Nicole Richie jeszcze niedawno rozgłaszała, że oczekiwanie na dziecko sprawia jej mnóstwo radości. Teraz przyszła mama przechodzi kryzys. Niestety, jej znużenie ciążą może mieć niekorzystny wpływ na dziecko. Aby uprzyjemnić sobie czas, Nicole robi rzeczy, których przyszłe mamy stanowczo powinny się wystrzegać. Niedawno pisaliśmy, że kilkakrotnie przyłapano ją na paleniu. Jej przyjaciele martwią się o nią:
Nicole może nieświadomie wyrządzić krzywdę swojemu dziecku. Jest beztroska i nieodpowiedzialna. Ona już nie chce być w ciąży. Ma tego zwyczajnie dość. Uniesienie, które czuła w pierwszych miesiącach, minęło. Nicole ma wrażenie, jakby była w ciąży całe lata, a nie kilka miesięcy!
Z tego powodu robi głupstwa. W swoje urodziny była na Hawajach. Przez bite trzy dni leżała plackiem na plaży i się opalała. Kobietom w ciąży nie wolno tak postępować! Poza tym relaksowała się w jacuzzi. Tego też nie powinna robić.

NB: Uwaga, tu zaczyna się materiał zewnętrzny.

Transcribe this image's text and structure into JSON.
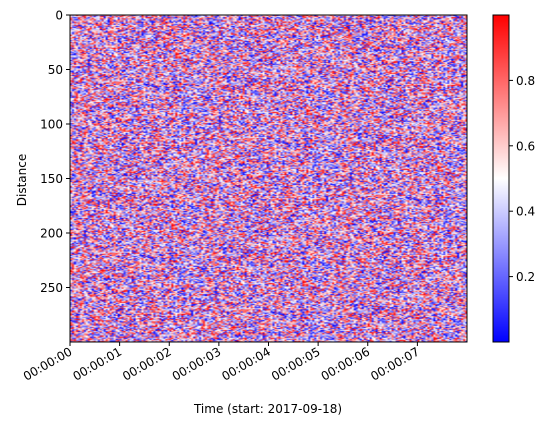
{
  "chart_data": {
    "type": "heatmap",
    "title": "",
    "xlabel": "Time (start: 2017-09-18)",
    "ylabel": "Distance",
    "x_start": "00:00:00",
    "x_end": "00:00:08",
    "x_ticks": [
      "00:00:00",
      "00:00:01",
      "00:00:02",
      "00:00:03",
      "00:00:04",
      "00:00:05",
      "00:00:06",
      "00:00:07"
    ],
    "y_ticks": [
      0,
      50,
      100,
      150,
      200,
      250
    ],
    "ylim": [
      300,
      0
    ],
    "colormap": "bwr",
    "colormap_colors": {
      "low": "#0000ff",
      "mid": "#ffffff",
      "high": "#ff0000"
    },
    "colorbar": {
      "range": [
        0,
        1
      ],
      "ticks": [
        0.2,
        0.4,
        0.6,
        0.8
      ],
      "tick_labels": [
        "0.2",
        "0.4",
        "0.6",
        "0.8"
      ]
    },
    "values": "uniform random noise in [0, 1] over a 300 x 8 s grid",
    "grid": false,
    "legend": "none"
  }
}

Inna przyjaciółka Nicole twierdzi, że widziała, jak Richie farbowała włosy w eleganckim salonie. Zabiegi pielęgnacyjne są dopuszczalne, ale Nicole nie powinna mieć kontaktu z farbą. Jej przyjaciółka martwi się również, że gwiazdka jest niedożywiona:
Większość lekarzy doradza kobietom w ciąży, żeby nie farbowały sobie włosów. Ale Nicole najwyraźniej uważa, że to zalecenie jej nie dotyczy. Co gorsza, ona nie dba o siebie. Za mało je. Miała problemy z postrzeganiem swojego ciała jeszcze zanim zaszła w ciążę. Teraz źle znosi to, że jej figura się zmienia. Ma już tego dość. Chce odzyskać swoją figurę, móc jeść sushi i wypić drinka nie wzbudzając przy tym powszechnej sensacji.